Without continued treatment:
- Leukemic clones (particularly ASXL1 at 28% VAF and SRSF2 at 31% VAF) would re-expand
- Blood counts would deteriorate toward presenting values (Hb 6.8, WBC 2500, Plt 45K)
- Bone marrow failure would return: severe anemia, bleeding risk, infection susceptibility
- With adverse-risk molecular profile, relapse is typically rapid and chemoresistant
- No G-CSF support available (pegfilgrastim discontinued due to bone pain — Pegfilgrastim)
2. Posaconazole — DUAL RISK
Consequence: (a) Invasive fungal infection risk, (b) Loss of venetoclax pharmacokinetic boosting.
- ANC has dropped as low as 610 (Anc). Prolonged neutropenia without antifungal prophylaxis → high risk of invasive aspergillosis or candidiasis
- Posaconazole is the CYP3A4 inhibitor enabling venetoclax dose reduction (400mg → 50-100mg). Without it, the current venetoclax dose becomes subtherapeutic (~12-20% of needed exposure)
- Loss of posaconazole would simultaneously compromise both infection prevention and cancer treatment efficacy
3. Acyclovir — MODERATE-HIGH RISK
Consequence: Herpes zoster reactivation, potentially disseminated.
- Documented prior shingles history (Herpes Zoster)

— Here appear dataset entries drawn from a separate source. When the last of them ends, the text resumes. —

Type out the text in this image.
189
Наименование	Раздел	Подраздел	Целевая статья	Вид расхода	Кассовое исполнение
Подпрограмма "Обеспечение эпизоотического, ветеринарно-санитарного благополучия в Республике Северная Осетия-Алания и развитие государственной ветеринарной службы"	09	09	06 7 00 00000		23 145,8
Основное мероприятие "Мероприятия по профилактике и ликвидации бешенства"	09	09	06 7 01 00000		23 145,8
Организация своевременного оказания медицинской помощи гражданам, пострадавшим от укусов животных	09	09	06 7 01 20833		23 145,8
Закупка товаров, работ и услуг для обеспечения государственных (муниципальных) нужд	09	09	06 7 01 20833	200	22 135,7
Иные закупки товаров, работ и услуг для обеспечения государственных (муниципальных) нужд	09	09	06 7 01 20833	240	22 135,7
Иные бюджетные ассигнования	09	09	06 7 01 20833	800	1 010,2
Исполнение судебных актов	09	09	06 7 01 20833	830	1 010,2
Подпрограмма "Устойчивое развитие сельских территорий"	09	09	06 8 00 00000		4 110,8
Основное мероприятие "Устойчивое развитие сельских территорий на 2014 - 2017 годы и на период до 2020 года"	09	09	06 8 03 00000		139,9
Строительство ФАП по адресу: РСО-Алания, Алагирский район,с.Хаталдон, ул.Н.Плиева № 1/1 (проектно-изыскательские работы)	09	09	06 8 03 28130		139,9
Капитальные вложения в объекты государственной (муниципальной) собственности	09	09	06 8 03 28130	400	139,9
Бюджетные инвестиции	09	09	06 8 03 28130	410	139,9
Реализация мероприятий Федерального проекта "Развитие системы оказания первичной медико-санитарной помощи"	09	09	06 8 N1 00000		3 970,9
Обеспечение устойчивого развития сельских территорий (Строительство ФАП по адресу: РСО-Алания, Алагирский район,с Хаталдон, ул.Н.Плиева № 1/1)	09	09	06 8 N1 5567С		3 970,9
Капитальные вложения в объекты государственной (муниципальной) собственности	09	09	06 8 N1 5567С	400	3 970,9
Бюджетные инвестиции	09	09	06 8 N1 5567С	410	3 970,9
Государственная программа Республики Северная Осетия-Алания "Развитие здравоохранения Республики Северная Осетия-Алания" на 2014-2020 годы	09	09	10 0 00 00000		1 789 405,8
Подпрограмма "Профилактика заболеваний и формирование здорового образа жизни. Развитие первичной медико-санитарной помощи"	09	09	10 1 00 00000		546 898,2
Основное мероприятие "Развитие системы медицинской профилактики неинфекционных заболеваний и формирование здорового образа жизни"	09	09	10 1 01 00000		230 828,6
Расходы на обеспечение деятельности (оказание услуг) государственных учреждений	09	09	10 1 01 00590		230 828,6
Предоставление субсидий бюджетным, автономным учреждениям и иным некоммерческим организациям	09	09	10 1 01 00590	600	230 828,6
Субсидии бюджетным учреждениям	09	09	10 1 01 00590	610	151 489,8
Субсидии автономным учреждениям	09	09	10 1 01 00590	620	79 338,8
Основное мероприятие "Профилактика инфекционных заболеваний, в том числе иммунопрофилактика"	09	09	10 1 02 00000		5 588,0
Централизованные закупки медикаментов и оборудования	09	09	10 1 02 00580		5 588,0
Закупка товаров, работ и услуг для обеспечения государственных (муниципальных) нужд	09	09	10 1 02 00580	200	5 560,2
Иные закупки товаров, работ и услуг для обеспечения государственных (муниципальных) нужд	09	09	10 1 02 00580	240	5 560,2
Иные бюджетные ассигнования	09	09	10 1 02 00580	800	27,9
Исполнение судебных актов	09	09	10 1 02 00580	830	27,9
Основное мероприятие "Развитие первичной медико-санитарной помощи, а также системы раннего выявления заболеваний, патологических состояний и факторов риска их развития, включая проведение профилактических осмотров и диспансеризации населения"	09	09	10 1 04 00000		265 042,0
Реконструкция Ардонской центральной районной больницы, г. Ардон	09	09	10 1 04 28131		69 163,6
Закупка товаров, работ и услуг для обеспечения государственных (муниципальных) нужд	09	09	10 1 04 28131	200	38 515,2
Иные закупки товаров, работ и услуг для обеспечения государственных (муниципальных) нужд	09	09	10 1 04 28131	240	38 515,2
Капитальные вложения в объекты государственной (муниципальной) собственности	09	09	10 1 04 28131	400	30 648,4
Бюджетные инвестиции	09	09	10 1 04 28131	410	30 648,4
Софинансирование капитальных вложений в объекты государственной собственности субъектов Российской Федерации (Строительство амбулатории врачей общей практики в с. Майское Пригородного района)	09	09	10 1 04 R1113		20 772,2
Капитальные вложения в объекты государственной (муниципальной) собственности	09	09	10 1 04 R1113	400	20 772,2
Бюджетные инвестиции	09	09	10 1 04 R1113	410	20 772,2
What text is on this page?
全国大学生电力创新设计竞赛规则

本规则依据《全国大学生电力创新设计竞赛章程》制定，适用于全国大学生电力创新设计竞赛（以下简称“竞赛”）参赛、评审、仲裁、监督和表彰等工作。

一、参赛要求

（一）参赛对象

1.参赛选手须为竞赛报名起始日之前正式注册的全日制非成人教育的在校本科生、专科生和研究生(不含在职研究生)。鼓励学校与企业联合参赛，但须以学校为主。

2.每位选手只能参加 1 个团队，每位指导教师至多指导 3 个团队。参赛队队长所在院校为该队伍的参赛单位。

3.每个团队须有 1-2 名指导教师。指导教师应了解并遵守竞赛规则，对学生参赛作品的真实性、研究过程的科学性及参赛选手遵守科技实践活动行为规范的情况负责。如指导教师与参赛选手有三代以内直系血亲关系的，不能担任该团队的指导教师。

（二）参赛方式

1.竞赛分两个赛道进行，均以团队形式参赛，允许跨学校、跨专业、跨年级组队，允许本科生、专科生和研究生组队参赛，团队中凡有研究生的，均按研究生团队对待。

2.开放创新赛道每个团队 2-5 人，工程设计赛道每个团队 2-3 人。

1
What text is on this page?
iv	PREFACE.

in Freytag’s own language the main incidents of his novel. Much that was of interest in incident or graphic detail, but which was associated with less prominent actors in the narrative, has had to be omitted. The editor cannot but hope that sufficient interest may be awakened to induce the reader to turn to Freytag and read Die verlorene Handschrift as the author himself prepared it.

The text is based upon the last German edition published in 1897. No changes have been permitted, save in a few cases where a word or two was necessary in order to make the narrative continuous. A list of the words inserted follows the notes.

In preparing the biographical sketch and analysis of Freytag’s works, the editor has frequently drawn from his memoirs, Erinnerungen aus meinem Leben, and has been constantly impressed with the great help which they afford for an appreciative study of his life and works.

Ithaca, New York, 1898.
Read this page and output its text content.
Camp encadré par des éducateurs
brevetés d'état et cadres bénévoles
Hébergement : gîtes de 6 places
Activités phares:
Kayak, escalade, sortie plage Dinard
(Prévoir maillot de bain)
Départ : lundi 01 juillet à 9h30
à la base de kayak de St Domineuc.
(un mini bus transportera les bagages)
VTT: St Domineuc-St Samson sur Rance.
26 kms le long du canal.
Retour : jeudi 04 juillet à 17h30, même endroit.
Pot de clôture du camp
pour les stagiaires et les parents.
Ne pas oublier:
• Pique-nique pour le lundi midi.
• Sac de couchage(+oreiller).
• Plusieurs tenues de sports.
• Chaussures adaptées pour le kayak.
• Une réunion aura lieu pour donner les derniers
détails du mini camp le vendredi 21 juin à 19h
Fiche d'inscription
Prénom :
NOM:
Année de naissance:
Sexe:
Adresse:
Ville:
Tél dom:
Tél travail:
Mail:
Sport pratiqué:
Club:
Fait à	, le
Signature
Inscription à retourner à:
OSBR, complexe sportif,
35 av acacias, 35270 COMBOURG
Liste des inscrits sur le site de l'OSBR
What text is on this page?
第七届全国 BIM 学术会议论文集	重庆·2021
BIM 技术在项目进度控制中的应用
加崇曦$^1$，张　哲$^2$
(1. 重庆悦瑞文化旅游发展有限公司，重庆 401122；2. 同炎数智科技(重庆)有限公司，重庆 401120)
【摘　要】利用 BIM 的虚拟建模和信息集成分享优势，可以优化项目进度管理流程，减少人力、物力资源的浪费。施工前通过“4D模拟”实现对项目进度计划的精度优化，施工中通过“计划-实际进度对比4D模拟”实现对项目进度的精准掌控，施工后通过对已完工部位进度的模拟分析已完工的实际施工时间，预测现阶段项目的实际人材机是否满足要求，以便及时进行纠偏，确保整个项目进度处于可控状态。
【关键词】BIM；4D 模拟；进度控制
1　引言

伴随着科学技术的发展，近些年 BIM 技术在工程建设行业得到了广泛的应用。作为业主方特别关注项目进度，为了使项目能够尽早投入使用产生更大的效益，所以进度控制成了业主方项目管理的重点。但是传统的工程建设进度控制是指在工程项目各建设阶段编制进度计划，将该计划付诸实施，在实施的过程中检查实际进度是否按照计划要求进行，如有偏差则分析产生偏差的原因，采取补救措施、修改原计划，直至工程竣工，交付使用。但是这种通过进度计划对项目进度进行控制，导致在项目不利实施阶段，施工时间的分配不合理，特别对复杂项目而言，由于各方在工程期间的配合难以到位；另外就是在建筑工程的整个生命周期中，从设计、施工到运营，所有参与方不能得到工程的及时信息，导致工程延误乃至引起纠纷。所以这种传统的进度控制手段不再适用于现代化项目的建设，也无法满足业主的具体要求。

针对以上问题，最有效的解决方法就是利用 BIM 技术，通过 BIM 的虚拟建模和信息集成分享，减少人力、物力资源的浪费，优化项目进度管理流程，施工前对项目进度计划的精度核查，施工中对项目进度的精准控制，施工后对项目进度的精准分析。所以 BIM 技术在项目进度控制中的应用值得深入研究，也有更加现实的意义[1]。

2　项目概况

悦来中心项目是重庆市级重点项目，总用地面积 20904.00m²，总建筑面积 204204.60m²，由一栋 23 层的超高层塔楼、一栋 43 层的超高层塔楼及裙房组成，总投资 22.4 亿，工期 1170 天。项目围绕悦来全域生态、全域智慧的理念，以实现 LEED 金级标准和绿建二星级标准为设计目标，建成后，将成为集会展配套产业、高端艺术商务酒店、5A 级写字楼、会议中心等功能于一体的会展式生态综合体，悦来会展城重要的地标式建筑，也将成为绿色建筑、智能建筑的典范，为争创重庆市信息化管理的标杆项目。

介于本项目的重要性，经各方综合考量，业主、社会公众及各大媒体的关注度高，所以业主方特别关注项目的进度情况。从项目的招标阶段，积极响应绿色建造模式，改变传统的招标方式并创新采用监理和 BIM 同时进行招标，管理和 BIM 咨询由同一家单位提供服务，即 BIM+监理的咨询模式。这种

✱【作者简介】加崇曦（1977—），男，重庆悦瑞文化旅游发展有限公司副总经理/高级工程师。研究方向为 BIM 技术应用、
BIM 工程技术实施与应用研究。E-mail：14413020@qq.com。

- Zostavax ~2016 — efficacy likely waned after ~10 years
- Venetoclax-based immunosuppression increases VZV reactivation risk
- In an immunocompromised 81-year-old, disseminated zoster can cause post-herpetic neuralgia, visceral dissemination, or encephalitis
4. Undocumented Medications — UNKNOWN RISK
Non-oncology medications are not documented in the wiki. At 81 with Diabetes Mellitus (HbA1c 6.7%, improved to 5.7%), Ishamma may be on medications not captured: antihypertensives, diabetic medications, supplements, etc.
Timeline of Deterioration
| Timeframe | Expected Consequence |
|---|---|
| Days 1-7 | Fungal/viral infection vulnerability begins immediately; no acute change in blood counts expected (chemo effects persist briefly) |
| Weeks 2-4 | VZV reactivation risk rises; venetoclax effect wanes; early leukemic re-expansion possible |
| Weeks 4-8 | CBC decline as leukemic clones re-expand; fatigue, worsening anemia, infection episodes |
| Months 2-3 | Full relapse likely — severe pancytopenia, transfusion dependence, life-threatening infections/bleeding |
| Months 3-6 | Without treatment, adverse-risk AML in an 81-year-old carries very poor survival |
Compounding Factors
- No G-CSF backup: Pegfilgrastim was discontinued (bone pain, 2026-03-30). Without chemo AND without G-CSF, neutrophil production relies entirely on residual normal marrow vs. expanding leukemic clone.
- Age 81: Reduced marrow reserve, diminished immune reconstitution capacity, higher infection mortality.
- Adverse-risk molecular profile: RUNX1 + ASXL1 + SRSF2 mutations are associated with inferior overall survival, higher relapse rates, and resistance to salvage therapy. If the disease relapses after stopping treatment, restarting Aza-Ven may be less effective.
- Hyponatremia (Hyponatremia): Mild but persistent (Na 129-135). Would lose any treatment-related contribution, but also any protective monitoring.
Key Insight
The medications are not independent — they form an interlocking system:
- Aza-Ven controls the leukemia
- Posaconazole enables venetoclax dosing AND prevents fungal infection
- Acyclovir prevents viral reactivation during immunosuppression caused by Aza-Ven
- Removing any one component weakens the others
This assessment describes what the medical records indicate about each medication's role. It is not medical advice. Any medication changes must be discussed with Bijay Prabhakaran Nair and the treating oncology team at KIMS Health.
Gaps Identified
- Complete medication list unknown — non-oncology medications not documented. Prescription records needed in
raw/prescriptions/. - No drug levels documented — venetoclax/posaconazole trough levels would inform how quickly drug effect wanes after cessation.
- No MRD data — molecular response depth unknown; deeper response might mean slightly longer time to relapse, but adverse-risk biology argues against optimism.